Für einen Fremden dürften es kaum mehr als die Sperrballons, die Ruinen und die Militärautos, die in rasender Fahrt die Straßen durchsausen, sein, die den Eindruck erwecken, daß er die Hauptstadt eines Empire erlebt, in der gleichzeitig die Drähte der Kriegführung der Westmächte zusammenlaufen.
Als einen „Kreuzzug,“ als einen „Kampf zur Befreiung Europas“ versuchten die Zeitungen den Invasionsversuch zu stempeln. Für Mr. Smith ist es doch vor allem der Kampf um England, wobei im Unterbewußtsein immer wieder der Wunsch durchdringt, endlich einmal die ärgerlichen amerikanischen Besatzungstruppen Bus dem Straßenbild und aus den Gaststätten und Kinos verschwinden zu sehen.
Die größte Überraschung dürfte es wohl gewesen sein, daß es Eisenhower nicht gelang, den deutschen Atlantikwall von der See her und durch Luftlandetruppen vom Lande her in einem Umfang aufzubrechen, daß dem General Montgomery ein genügend breites und tiefes Aufmarschgebiet zur Entfaltung weit angelegter Operationen zur Verfügung stand.
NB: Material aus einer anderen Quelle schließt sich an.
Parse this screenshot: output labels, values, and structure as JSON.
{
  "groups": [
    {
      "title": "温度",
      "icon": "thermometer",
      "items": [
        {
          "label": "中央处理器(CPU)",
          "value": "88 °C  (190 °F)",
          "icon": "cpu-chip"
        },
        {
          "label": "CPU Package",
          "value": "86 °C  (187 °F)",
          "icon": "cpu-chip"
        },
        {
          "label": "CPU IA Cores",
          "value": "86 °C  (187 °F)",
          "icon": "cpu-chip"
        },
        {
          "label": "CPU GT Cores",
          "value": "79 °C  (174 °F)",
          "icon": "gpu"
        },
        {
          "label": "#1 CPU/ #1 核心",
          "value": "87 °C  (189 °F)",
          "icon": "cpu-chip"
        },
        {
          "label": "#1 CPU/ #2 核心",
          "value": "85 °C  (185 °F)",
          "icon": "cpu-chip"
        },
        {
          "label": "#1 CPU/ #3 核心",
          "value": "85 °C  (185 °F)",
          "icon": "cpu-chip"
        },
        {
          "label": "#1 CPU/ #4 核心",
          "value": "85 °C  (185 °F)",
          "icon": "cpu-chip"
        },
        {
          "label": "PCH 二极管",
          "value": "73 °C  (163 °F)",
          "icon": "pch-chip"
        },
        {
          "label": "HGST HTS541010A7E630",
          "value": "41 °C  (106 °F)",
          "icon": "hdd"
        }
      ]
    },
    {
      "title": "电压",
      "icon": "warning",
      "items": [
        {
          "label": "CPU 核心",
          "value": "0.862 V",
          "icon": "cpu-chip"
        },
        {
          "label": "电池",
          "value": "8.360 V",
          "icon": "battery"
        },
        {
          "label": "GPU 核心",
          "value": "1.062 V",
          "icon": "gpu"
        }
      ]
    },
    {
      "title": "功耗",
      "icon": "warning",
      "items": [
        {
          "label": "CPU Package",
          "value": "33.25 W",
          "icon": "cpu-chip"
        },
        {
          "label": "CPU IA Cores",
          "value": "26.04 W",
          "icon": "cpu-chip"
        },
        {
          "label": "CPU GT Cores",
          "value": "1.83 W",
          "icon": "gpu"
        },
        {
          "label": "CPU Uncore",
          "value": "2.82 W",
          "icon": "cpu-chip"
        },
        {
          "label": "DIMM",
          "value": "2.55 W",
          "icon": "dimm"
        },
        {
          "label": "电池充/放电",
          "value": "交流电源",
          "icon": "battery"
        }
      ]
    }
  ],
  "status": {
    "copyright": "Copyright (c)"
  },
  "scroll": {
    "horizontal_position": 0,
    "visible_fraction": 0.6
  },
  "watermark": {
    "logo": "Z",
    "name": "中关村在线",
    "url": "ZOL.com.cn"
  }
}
Es kann kaum in dem Invasionsfahrplan vorgesehen gewesen sein, daß Eisenhower in die gewonnenen Brückenköpfe nun weitere Kräfte hineinpumpen muß, Kräfte, die wahrscheinlich für andere Unternehmen angesetzt waren, um dieses Aufmarschgebiet doch noch zu gewinnen. Wie weit solche Überlegungen, die in militärischen Kreisen sicher sehr ernsthaft angestellt werden, dem Manne auf der Straße geläufig sind, sei dahingestellt. Er wird mit den widersprechendsten Nachrichten überschüttet, auf seine schwachen Nerven nimmt das Pressehauptquartier Eisenhowers keine Rücksicht.
Denn dieses will nur folgendes erreichen: Vor allem eine Siegespsychose schaffen, um bei dem bolschewistischen Verbündeten den Eindruck zu erwecken, daß alles zum Besten stünde, um eine möglichst frühzeitige Offensive an der Ostfront zur Entlastung des eigenen Unternehmens herauszulocken, zweitens für die politische Offensive gegen die Neutralen agitatorische Unterlagen zu schaffen und drittens auf der Gegenseite Dementis zu erzielen, die zur eigenen Unterrichtung dienen sollen. Die Zusammenballung von Hunderten von Journalisten im Londoner Informationsministerium tut ein Übriges, um die britische Hauptstadt zu einem Wespennest von Meldungen und Gerüchten zu machen. Vor diesem bedrohlichen Wespennest steht Mr Smith und wundert sich. Er wird sich noch mehr wundern.